Today is world obesity day.
We live in a world where ‘obesity’ is seen as a bad thing, a disease and a problem to be fixed.
There is so much stigma associated with larger bodies.
The data on weight stigma is truly astonishing—weight discrimination is on the rise, increasing by 66% over the past decade (Puhl & Heuer, 2010).
Weight bias disproportionately affects women, and was found to be more common than age and gender discrimination in employment settings.
There is a common misconception that stigma might help motivate people with obesity to lose weight and improve their health. This misconception is inaccurate – discrimination can have the opposite effect.

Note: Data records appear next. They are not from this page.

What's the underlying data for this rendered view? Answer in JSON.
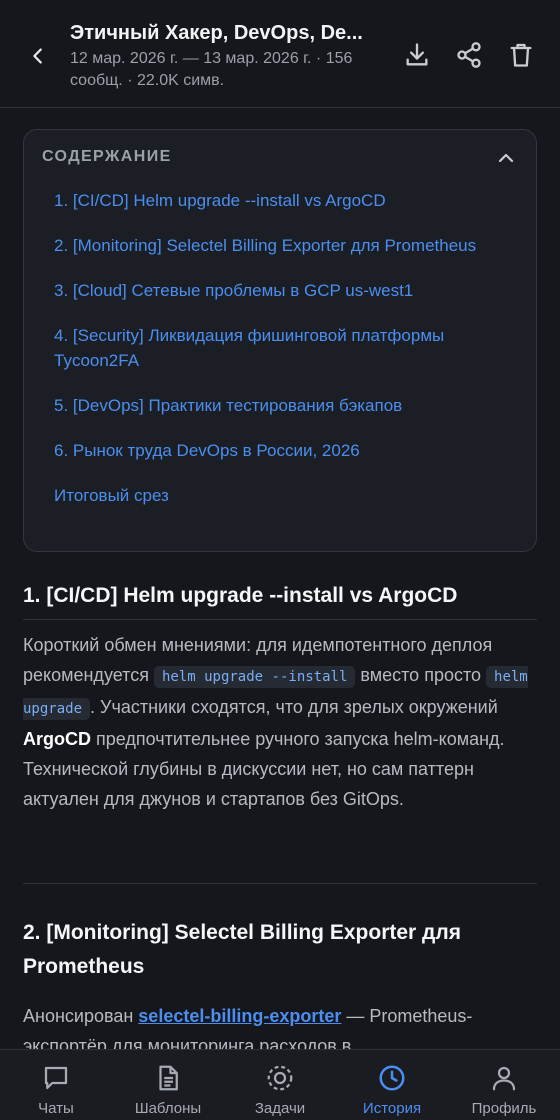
{
  "header": {
    "title": "Этичный Хакер, DevOps, De...",
    "subtitle": "12 мар. 2026 г. — 13 мар. 2026 г. · 156 сообщ. · 22.0K симв.",
    "icons": [
      "back-arrow-icon",
      "download-icon",
      "share-icon",
      "trash-icon"
    ]
  },
  "toc": {
    "heading": "СОДЕРЖАНИЕ",
    "items": [
      "1. [CI/CD] Helm upgrade --install vs ArgoCD",
      "2. [Monitoring] Selectel Billing Exporter для Prometheus",
      "3. [Cloud] Сетевые проблемы в GCP us-west1",
      "4. [Security] Ликвидация фишинговой платформы Tycoon2FA",
      "5. [DevOps] Практики тестирования бэкапов",
      "6. Рынок труда DevOps в России, 2026",
      "Итоговый срез"
    ]
  },
  "section1": {
    "title": "1. [CI/CD] Helm upgrade --install vs ArgoCD",
    "p_a": "Короткий обмен мнениями: для идемпотентного деплоя рекомендуется ",
    "code1": "helm upgrade --install",
    "p_b": " вместо просто ",
    "code2": "helm upgrade",
    "p_c": ". Участники сходятся, что для зрелых окружений ",
    "bold": "ArgoCD",
    "p_d": " предпочтительнее ручного запуска helm-команд. Технической глубины в дискуссии нет, но сам паттерн актуален для джунов и стартапов без GitOps."
  },
  "section2": {
    "title": "2. [Monitoring] Selectel Billing Exporter для Prometheus",
    "p_a": "Анонсирован ",
    "link": "selectel-billing-exporter",
    "p_b": " — Prometheus-экспортёр для мониторинга расходов в"
  },
  "nav": {
    "items": [
      {
        "label": "Чаты",
        "icon": "chat-icon",
        "active": false
      },
      {
        "label": "Шаблоны",
        "icon": "document-icon",
        "active": false
      },
      {
        "label": "Задачи",
        "icon": "target-icon",
        "active": false
      },
      {
        "label": "История",
        "icon": "clock-icon",
        "active": true
      },
      {
        "label": "Профиль",
        "icon": "user-icon",
        "active": false
      }
    ],
    "accent": "#4a8ff0"
  }
}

Weight stigma stands in the way of people accessing treatment. Larger people intentionally skip annual physical exams in order to avoid shaming at the doctor’s office (Drury & Louis, 2002).

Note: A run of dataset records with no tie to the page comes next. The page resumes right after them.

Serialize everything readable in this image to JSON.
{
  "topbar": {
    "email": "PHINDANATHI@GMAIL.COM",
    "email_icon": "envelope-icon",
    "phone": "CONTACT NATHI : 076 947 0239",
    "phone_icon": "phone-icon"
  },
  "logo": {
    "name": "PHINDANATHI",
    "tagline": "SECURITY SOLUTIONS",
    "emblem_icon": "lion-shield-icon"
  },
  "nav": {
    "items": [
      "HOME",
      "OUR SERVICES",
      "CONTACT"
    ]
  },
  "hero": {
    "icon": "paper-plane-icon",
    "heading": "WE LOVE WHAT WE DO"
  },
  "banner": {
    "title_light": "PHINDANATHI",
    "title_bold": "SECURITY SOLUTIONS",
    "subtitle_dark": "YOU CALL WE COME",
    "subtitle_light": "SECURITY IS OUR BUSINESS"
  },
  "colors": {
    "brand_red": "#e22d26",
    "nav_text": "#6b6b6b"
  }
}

And if people in larger bodies do go to see the doctor, the doctor spends about 28% less time with larger people (Phelan et al, 2015). And surgery is often withheld until larger people lose weight.
The belief that a fat person eats more calories is often one reason that weight stigma exists, yet multiple studies have also shown that people experiencing weight-based stigmatisation consume more calories (Schvey, Puhl, & Brownell, 2011; Major et al, 2014).
It also decreases motivation to care for one’s self i.e. eating well and exercising (Schvey et al., 2011 & Puhl & Heuer, 2010 & Puhl, Moss-Racusin & Schwartz, 2007 & Van de Berg & Neumark-Sztainer, 2007).
Weight stigmas leads to serious health consequences such as elevated blood pressure, unhealthy weight control and binge eating behaviours, bulimic symptoms, negative body image, low self-esteem, and depression among children, adolescents and adults (Tylka et al, 2014).
Weight stigma clearly impacts a person’s quality of life.
If we continue to be overly concerned about our bodies or wait for them to be in the form we deem worthy of our dreams, we may find ourselves living lives rooted more in shame than worthiness, and never pursue the things that really matter to us.
Poor body image leading to poor health behaviours along with weight stigma leading to poor health behaviours is a real thing.
What are some things we can do to end weight stigma?
- Stop talking about other people’s bodies, either with judgment or aspiration.
- Begin to follow people on social media who support body acceptance, are body positive, and who are bravely sharing their body as it is, without apology.
- Do not seek healing and treatment for disordered eating or body shame from someone who markets weight loss.
- Do not judge people for eating or apologize for the food in front of you.
For more information about weight stigma CLICK HERE.
Drury, C., & Louis, M. Exploring the Association Between Body Weight, Stigma of Obesity, and Health Care Avoidance. Journal of the American Academy of Nurse Practitioners Banner. 2002. Vol 14, Issue 12, 554-561
Major, B., Hunger, J., Bunyan, D., & Miller, C. The ironic effects of weight stigma. Journal of Experimental Social, 2014. 51. 2014, 74–80.
Puhl, R & Heuer, C. Obesity Stigma: Important Considerations for Public Health. Am J Public Health. 2010. 100(6): 1019-1028
Puhl, R. M., Moss-Racusin, C. a, & Schwartz, M. B. Internalization of weight bias: Implications for binge eating and emotional well-being. 2007. Obesity (Silver Spring, Md.)
Schvey, N. A., Puhl, R. M., & Brownell, K. D. The Impact of Weight Stigma on Caloric Consumption. Obesity, 2011. 19(10), 1957–1962.
Tylka, T., Annunziato, R., Burgard, D., Daníelsdóttir,S., Shuman,E., Davis, C., and Calogero, R., The Weight-Inclusive versus Weight-Normative Approach to Health: Evaluating the Evidence for Prioritizing Well-Being over Weight Loss. Journal of Obesity. 2014. Volume 2014.
Van den Berg, P., & Neumark-Sztainer, D. Fat ′n Happy 5 Years Later: Is It Bad for Overweight Girls to Like Their Bodies? Journal of Adolescent Health, 2007. 41(4), 415–41 7.